= Don Norman (runner) =

American middle-distance and long-distance runner

Don Norman (born 21 October 1958) is an American middle-distance and long-distance running athlete who was a winner or top finisher in multiple US marathons.

==Career==
===Notable races===
He was the 1985 winner of Grandma's Marathon from Two Harbors, Minnesota to Duluth when he ran the second-fastest time of an American that year: 2:11:08.

A few months later, with a sponsorship from New Balance, he ran the New York Marathon, he battled with Orlando Pizzolato, Hussein Ahmed Salah and Pat Petersen to finish fourth, netting the 27-year-old $15,000 in prize winnings.

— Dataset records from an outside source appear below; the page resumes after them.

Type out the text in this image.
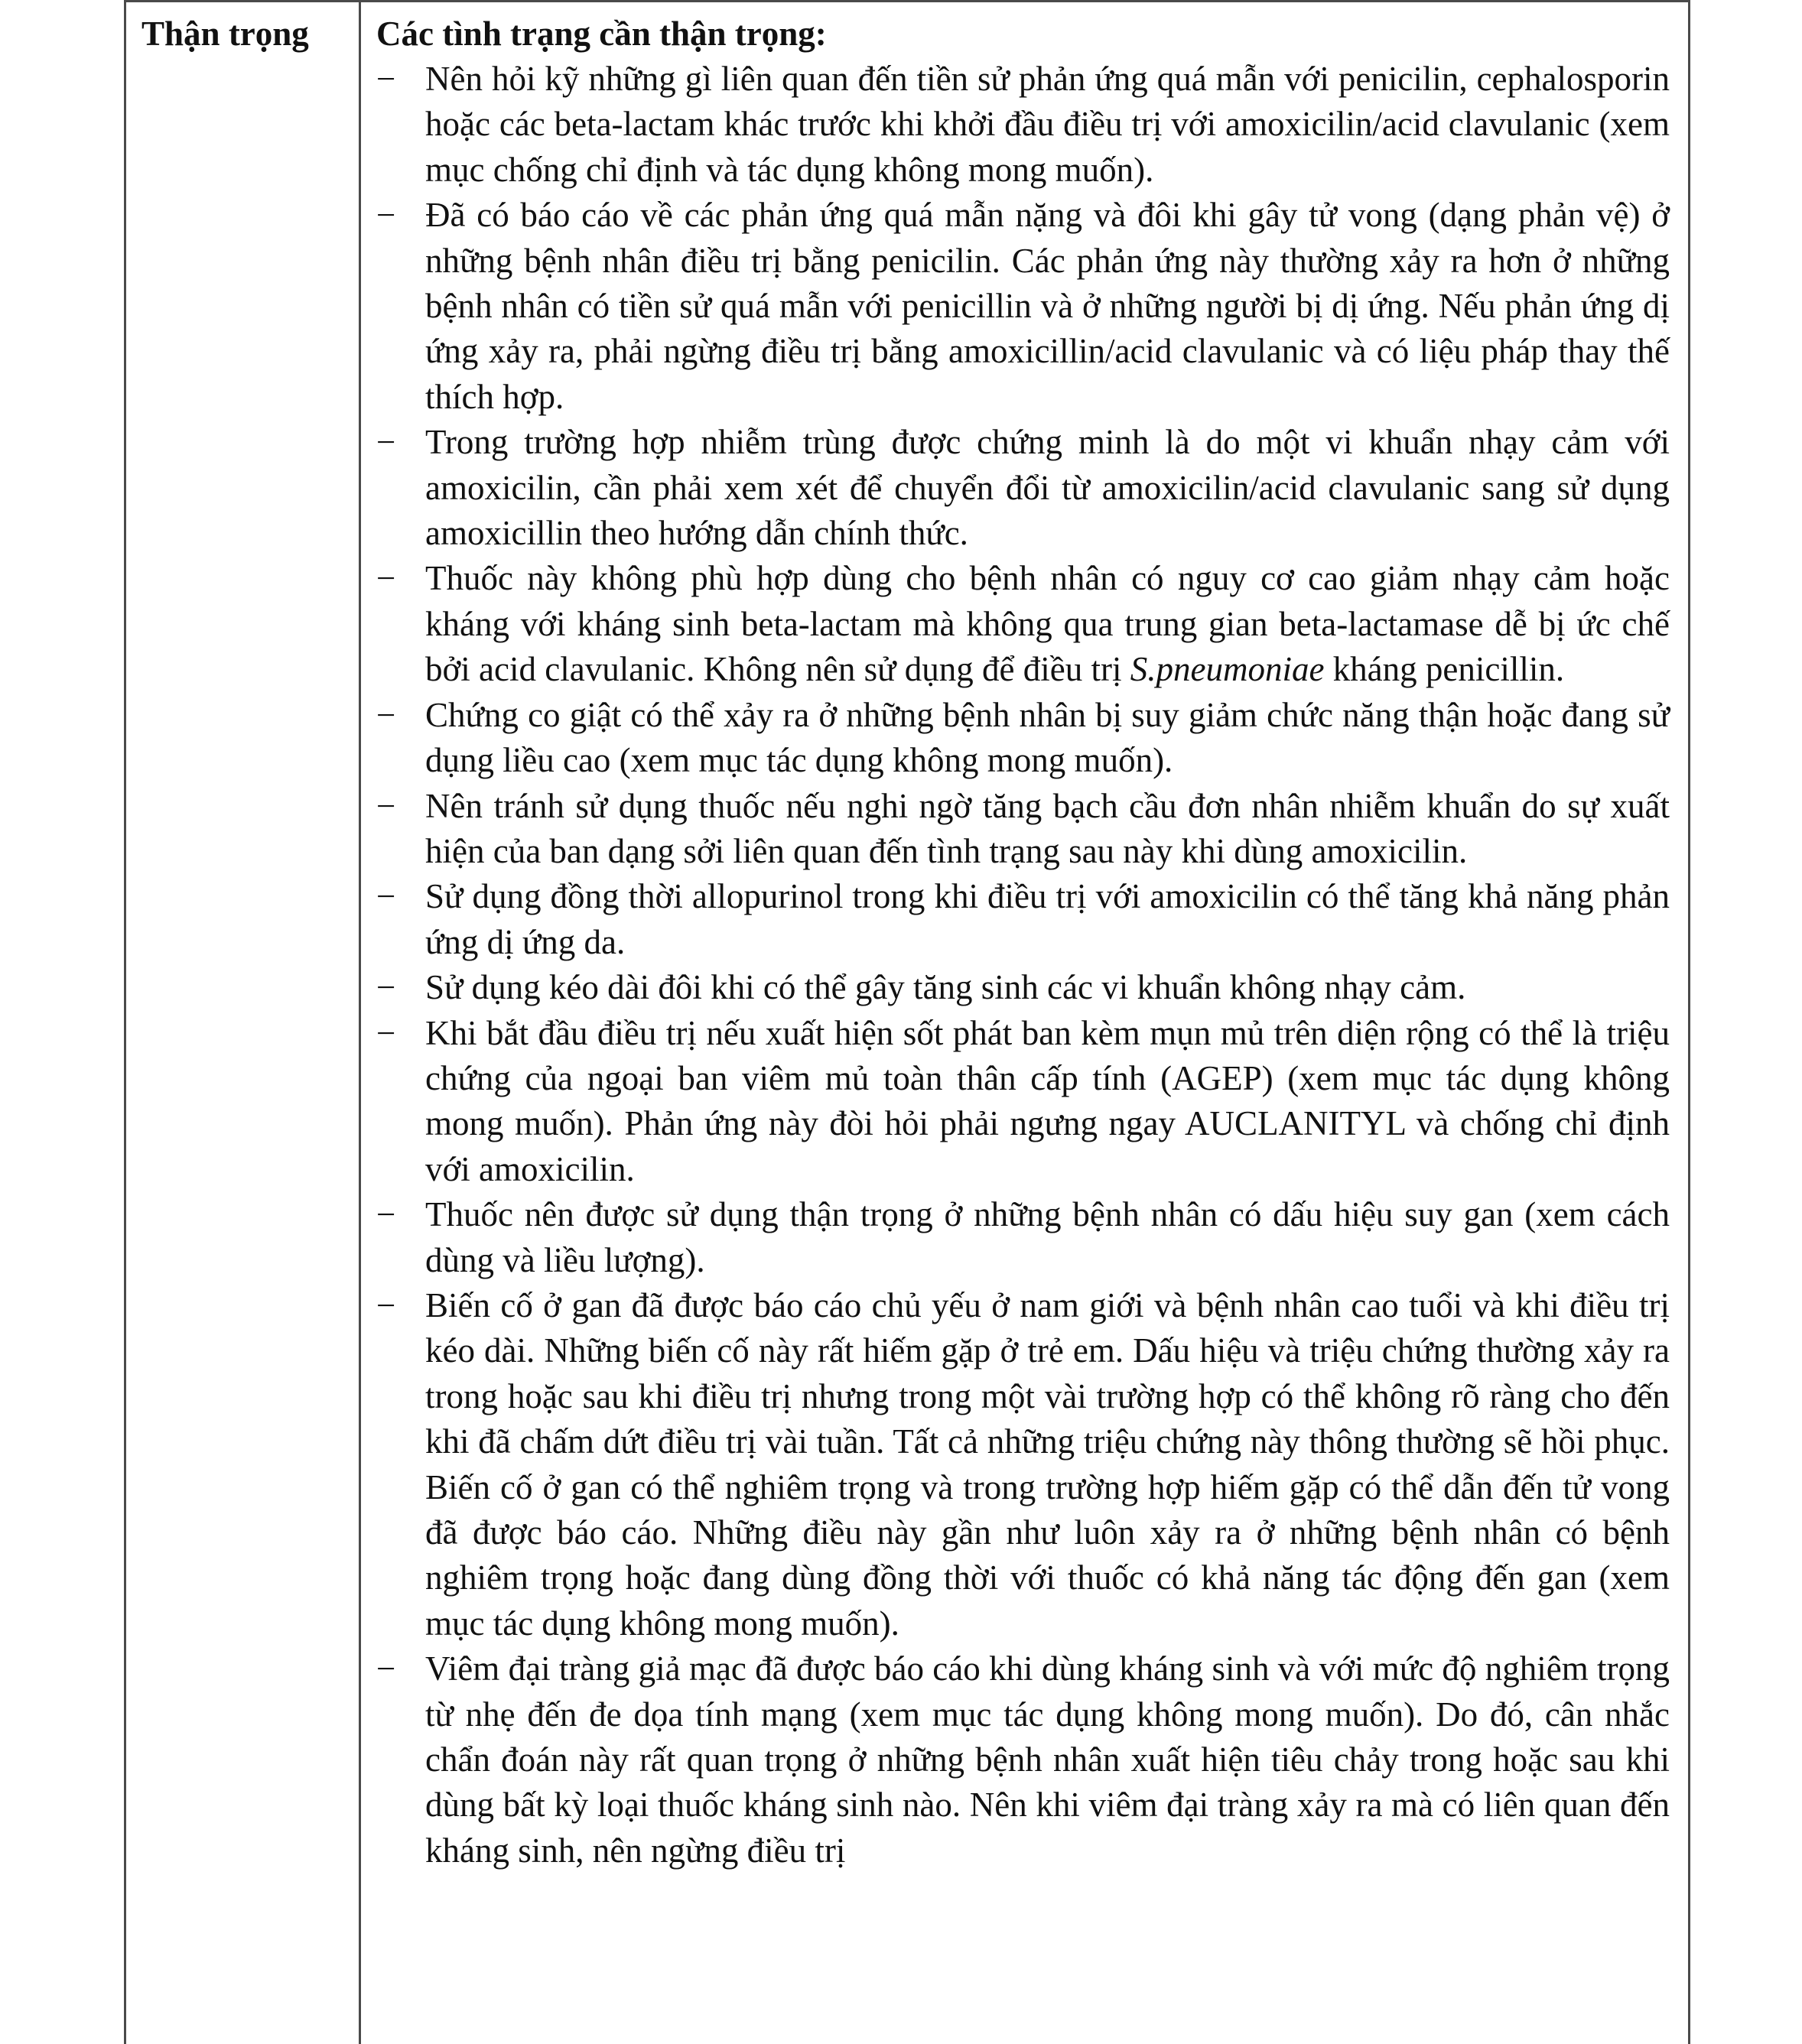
Thận trọng	Các tình trạng cần thận trọng:

− Nên hỏi kỹ những gì liên quan đến tiền sử phản ứng quá mẫn với penicilin, cephalosporin hoặc các beta-lactam khác trước khi khởi đầu điều trị với amoxicilin/acid clavulanic (xem mục chống chỉ định và tác dụng không mong muốn).
− Đã có báo cáo về các phản ứng quá mẫn nặng và đôi khi gây tử vong (dạng phản vệ) ở những bệnh nhân điều trị bằng penicilin. Các phản ứng này thường xảy ra hơn ở những bệnh nhân có tiền sử quá mẫn với penicillin và ở những người bị dị ứng. Nếu phản ứng dị ứng xảy ra, phải ngừng điều trị bằng amoxicillin/acid clavulanic và có liệu pháp thay thế thích hợp.
− Trong trường hợp nhiễm trùng được chứng minh là do một vi khuẩn nhạy cảm với amoxicilin, cần phải xem xét để chuyển đổi từ amoxicilin/acid clavulanic sang sử dụng amoxicillin theo hướng dẫn chính thức.
− Thuốc này không phù hợp dùng cho bệnh nhân có nguy cơ cao giảm nhạy cảm hoặc kháng với kháng sinh beta-lactam mà không qua trung gian beta-lactamase dễ bị ức chế bởi acid clavulanic. Không nên sử dụng để điều trị S.pneumoniae kháng penicillin.
− Chứng co giật có thể xảy ra ở những bệnh nhân bị suy giảm chức năng thận hoặc đang sử dụng liều cao (xem mục tác dụng không mong muốn).
− Nên tránh sử dụng thuốc nếu nghi ngờ tăng bạch cầu đơn nhân nhiễm khuẩn do sự xuất hiện của ban dạng sởi liên quan đến tình trạng sau này khi dùng amoxicilin.
− Sử dụng đồng thời allopurinol trong khi điều trị với amoxicilin có thể tăng khả năng phản ứng dị ứng da.
− Sử dụng kéo dài đôi khi có thể gây tăng sinh các vi khuẩn không nhạy cảm.
− Khi bắt đầu điều trị nếu xuất hiện sốt phát ban kèm mụn mủ trên diện rộng có thể là triệu chứng của ngoại ban viêm mủ toàn thân cấp tính (AGEP) (xem mục tác dụng không mong muốn). Phản ứng này đòi hỏi phải ngưng ngay AUCLANITYL và chống chỉ định với amoxicilin.
− Thuốc nên được sử dụng thận trọng ở những bệnh nhân có dấu hiệu suy gan (xem cách dùng và liều lượng).
− Biến cố ở gan đã được báo cáo chủ yếu ở nam giới và bệnh nhân cao tuổi và khi điều trị kéo dài. Những biến cố này rất hiếm gặp ở trẻ em. Dấu hiệu và triệu chứng thường xảy ra trong hoặc sau khi điều trị nhưng trong một vài trường hợp có thể không rõ ràng cho đến khi đã chấm dứt điều trị vài tuần. Tất cả những triệu chứng này thông thường sẽ hồi phục. Biến cố ở gan có thể nghiêm trọng và trong trường hợp hiếm gặp có thể dẫn đến tử vong đã được báo cáo. Những điều này gần như luôn xảy ra ở những bệnh nhân có bệnh nghiêm trọng hoặc đang dùng đồng thời với thuốc có khả năng tác động đến gan (xem mục tác dụng không mong muốn).
− Viêm đại tràng giả mạc đã được báo cáo khi dùng kháng sinh và với mức độ nghiêm trọng từ nhẹ đến đe dọa tính mạng (xem mục tác dụng không mong muốn). Do đó, cân nhắc chẩn đoán này rất quan trọng ở những bệnh nhân xuất hiện tiêu chảy trong hoặc sau khi dùng bất kỳ loại thuốc kháng sinh nào. Nên khi viêm đại tràng xảy ra mà có liên quan đến kháng sinh, nên ngừng điều trị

In 1985, he was fourth in the Sydney Marathon in Australia. He also finished second in the Old Kent River Bank Run 25K with a 1:18:18. Norman was also the winner of the Charlotte Observer Marathon (1984), the Charleston Distance Run (1986, beating out Bill Rodgers, and 1988), and the Johnstown Marathon (1999) in Pennsylvania.

Norman ran the Olympic Trials Marathon in 1988. He had run the previous trials race (in 1984), but had dropped out. In his return to the trials, he stayed in, kept with the leaders, and finished sixth.
The same year, he was a top finisher at the Cherry Blossom Ten Mile Run.

===Advocacy for the Pittsburgh Marathon===
After several top finishes at the Pittsburgh Marathon, Norman, a native Pennsylvanian, was dismayed to see the race fall on hard times and disappear. In the late 2000s he helped lead a group of organizers and who brought the race back to life.